Schmon was also involved with Ridley College and McMaster University, Hamilton.
He was founder and past president of the Princeton Alumni Association of Canada and a member of Princeton's executive committee.

==Death and legacy==

Schmon died of lung cancer on 18 March 1964, in the Drake Hotel, Chicago.
Arthur was succeeded by his son, Robert McCormick (Bob) Schmon, as president of Ontario Paper and Quebec North Shore Paper.
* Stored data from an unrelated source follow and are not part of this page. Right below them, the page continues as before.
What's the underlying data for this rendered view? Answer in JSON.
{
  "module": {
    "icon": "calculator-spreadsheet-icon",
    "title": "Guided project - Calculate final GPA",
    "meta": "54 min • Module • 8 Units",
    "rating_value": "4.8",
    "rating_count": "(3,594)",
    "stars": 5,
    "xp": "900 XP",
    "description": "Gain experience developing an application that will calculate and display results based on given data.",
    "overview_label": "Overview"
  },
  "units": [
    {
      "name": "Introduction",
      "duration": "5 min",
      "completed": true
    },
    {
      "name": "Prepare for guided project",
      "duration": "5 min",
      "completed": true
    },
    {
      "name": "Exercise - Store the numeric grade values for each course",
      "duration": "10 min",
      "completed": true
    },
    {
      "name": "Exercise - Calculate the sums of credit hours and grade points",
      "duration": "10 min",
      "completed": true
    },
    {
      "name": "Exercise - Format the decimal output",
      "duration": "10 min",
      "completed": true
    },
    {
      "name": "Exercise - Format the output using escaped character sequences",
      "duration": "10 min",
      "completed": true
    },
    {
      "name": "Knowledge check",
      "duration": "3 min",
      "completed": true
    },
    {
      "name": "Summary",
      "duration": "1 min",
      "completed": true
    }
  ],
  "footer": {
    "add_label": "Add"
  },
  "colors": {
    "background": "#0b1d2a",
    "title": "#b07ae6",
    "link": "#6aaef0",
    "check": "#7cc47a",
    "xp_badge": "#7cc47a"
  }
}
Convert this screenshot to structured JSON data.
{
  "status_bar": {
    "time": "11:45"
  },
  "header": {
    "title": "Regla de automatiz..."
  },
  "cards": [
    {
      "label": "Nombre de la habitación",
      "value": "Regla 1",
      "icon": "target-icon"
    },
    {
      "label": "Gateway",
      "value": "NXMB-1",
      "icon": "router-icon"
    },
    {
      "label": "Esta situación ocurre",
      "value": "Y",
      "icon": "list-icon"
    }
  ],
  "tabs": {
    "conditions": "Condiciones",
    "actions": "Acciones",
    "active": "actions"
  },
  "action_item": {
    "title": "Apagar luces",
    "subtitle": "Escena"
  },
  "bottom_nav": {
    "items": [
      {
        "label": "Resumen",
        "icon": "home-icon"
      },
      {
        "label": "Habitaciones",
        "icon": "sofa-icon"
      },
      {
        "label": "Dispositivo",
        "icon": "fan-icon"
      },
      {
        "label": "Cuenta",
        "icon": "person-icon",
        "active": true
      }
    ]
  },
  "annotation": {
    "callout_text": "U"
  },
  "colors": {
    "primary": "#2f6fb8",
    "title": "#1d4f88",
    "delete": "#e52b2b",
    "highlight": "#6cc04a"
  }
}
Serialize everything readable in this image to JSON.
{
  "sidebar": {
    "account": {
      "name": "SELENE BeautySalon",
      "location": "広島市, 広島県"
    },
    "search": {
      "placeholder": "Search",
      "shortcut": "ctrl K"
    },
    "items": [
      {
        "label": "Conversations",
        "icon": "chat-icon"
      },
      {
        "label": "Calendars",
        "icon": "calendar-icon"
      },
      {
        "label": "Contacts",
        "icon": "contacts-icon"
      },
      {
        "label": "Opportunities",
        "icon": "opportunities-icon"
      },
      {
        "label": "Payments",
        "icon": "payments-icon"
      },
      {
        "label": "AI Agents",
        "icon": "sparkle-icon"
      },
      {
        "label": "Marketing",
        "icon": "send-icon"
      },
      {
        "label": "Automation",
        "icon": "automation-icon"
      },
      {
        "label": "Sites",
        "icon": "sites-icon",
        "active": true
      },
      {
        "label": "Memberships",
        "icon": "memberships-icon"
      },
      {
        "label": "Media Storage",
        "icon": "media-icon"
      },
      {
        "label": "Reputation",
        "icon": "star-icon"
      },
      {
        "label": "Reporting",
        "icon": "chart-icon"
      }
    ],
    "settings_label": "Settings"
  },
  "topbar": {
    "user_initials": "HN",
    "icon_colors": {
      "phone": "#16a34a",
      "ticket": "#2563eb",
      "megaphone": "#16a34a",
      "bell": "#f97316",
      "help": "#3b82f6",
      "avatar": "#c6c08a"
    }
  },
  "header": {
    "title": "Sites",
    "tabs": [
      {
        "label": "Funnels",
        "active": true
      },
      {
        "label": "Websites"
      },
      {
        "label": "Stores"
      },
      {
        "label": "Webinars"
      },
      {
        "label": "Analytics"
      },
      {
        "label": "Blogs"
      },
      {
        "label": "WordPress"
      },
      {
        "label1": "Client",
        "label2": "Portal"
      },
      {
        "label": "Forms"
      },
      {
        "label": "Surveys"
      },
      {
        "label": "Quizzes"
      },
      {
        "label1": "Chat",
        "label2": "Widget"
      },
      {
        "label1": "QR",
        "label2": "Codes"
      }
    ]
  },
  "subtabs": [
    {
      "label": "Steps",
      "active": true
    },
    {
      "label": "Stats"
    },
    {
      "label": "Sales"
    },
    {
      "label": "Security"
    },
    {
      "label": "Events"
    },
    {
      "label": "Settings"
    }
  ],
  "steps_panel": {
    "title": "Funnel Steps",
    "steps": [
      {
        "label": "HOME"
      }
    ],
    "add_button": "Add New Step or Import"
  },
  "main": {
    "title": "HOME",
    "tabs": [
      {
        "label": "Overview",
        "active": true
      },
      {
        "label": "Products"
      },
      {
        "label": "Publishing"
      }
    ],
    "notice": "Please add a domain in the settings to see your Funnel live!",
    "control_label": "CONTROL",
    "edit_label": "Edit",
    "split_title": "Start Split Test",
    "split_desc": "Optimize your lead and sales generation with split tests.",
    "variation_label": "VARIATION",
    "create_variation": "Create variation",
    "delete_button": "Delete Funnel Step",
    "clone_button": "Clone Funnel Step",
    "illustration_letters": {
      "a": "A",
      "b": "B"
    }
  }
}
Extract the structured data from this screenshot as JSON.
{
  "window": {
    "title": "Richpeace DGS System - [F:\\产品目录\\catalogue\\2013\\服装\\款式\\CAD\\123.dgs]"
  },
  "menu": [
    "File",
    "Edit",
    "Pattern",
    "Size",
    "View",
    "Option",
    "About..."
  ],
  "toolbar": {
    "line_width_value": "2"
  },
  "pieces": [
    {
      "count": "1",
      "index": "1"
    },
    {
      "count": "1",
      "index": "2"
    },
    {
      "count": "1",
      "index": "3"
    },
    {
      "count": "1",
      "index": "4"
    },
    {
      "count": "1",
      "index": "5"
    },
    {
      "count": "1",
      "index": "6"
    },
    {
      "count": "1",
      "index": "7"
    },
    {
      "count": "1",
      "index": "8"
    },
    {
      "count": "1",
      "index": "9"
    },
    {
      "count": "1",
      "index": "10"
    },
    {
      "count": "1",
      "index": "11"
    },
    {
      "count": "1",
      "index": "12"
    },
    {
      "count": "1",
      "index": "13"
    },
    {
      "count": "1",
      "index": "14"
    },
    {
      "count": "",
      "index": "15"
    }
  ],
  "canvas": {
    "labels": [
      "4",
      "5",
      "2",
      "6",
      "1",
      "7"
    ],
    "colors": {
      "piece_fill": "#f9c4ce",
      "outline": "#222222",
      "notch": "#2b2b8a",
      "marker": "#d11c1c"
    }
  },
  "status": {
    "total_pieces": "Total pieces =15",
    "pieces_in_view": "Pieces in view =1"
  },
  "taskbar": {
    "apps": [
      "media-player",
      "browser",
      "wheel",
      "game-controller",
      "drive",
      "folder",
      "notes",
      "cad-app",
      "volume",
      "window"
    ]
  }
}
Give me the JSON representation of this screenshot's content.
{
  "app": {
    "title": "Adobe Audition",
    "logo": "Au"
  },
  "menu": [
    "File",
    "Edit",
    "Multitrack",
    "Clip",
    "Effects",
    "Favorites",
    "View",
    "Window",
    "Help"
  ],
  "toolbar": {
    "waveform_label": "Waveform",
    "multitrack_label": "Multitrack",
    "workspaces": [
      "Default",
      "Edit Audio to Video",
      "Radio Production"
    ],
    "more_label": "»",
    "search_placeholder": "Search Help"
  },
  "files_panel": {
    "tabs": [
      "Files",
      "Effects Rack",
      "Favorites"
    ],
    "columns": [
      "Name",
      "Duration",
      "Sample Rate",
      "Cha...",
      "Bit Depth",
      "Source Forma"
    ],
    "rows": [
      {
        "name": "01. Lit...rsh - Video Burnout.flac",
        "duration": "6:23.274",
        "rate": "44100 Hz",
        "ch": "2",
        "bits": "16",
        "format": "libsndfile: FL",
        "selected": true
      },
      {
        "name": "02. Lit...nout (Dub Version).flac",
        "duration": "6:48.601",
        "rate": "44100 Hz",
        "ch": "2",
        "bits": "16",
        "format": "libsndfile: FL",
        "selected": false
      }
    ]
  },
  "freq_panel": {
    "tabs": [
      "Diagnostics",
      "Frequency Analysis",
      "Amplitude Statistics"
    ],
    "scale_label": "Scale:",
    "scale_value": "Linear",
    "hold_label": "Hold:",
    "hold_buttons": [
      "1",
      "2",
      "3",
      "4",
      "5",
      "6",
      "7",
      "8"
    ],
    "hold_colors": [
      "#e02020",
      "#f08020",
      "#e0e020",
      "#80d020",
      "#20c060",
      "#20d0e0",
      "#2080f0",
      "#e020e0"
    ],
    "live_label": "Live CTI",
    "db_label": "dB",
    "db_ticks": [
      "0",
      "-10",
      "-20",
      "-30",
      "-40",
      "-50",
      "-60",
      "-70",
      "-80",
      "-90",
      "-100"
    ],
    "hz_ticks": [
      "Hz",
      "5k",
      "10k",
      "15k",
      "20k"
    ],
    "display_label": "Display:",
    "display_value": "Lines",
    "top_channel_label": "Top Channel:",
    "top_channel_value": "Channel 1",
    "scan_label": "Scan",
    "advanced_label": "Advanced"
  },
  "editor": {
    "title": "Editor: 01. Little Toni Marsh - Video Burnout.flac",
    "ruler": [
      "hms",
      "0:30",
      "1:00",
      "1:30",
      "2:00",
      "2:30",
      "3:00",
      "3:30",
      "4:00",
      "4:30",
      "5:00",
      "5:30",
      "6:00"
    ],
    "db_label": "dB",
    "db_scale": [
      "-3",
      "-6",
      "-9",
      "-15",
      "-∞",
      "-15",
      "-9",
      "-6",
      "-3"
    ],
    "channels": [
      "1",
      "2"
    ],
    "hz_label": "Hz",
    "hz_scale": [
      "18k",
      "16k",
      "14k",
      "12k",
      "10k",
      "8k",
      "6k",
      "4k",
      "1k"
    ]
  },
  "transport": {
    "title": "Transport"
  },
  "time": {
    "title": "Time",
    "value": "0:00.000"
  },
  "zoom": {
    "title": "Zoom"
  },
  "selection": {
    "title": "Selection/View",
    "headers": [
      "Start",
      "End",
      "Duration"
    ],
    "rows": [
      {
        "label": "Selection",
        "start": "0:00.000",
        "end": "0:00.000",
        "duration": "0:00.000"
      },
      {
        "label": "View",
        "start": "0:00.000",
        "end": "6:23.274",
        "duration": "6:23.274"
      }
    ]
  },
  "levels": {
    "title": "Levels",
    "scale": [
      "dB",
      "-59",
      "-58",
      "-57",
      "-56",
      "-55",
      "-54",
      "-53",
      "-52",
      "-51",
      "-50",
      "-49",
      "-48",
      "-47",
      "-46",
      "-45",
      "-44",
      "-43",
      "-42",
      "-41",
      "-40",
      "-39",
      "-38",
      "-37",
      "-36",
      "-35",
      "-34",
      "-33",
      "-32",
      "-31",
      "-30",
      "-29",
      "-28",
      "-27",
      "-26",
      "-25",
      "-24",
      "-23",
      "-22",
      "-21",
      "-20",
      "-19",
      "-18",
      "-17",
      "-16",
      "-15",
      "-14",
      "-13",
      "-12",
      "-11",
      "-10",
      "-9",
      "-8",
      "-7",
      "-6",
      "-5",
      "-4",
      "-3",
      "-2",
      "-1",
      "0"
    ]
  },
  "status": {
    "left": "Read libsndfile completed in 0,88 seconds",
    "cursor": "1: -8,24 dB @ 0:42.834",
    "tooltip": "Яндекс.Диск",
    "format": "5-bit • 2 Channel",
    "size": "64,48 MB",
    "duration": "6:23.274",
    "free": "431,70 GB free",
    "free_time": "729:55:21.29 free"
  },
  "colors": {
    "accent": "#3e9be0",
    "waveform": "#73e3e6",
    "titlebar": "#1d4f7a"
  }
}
The Arthur Schmon Tower, built in 1968, is the main building of Brock University.
Lake Arthur, about 100 km northwest of Post-Cartier in the Port-Cartier–Sept-Îles Wildlife Reserve, is named after Arthur A. Schmon.
There is a Schmon River with its source in Lac au Vent and Lake Aux Mouches which flows south for almost 90 km to Lake Walker.
It was called Rivière aux Rochers Nord-Ouest until 1975, when it was renamed in honor of Schmon.
The river flows through Lake Schmon close to its source.
Baie-Comeau has an Avenue Arthur-A.-Schmon and a Belvédère Arthur-A.-Schmon.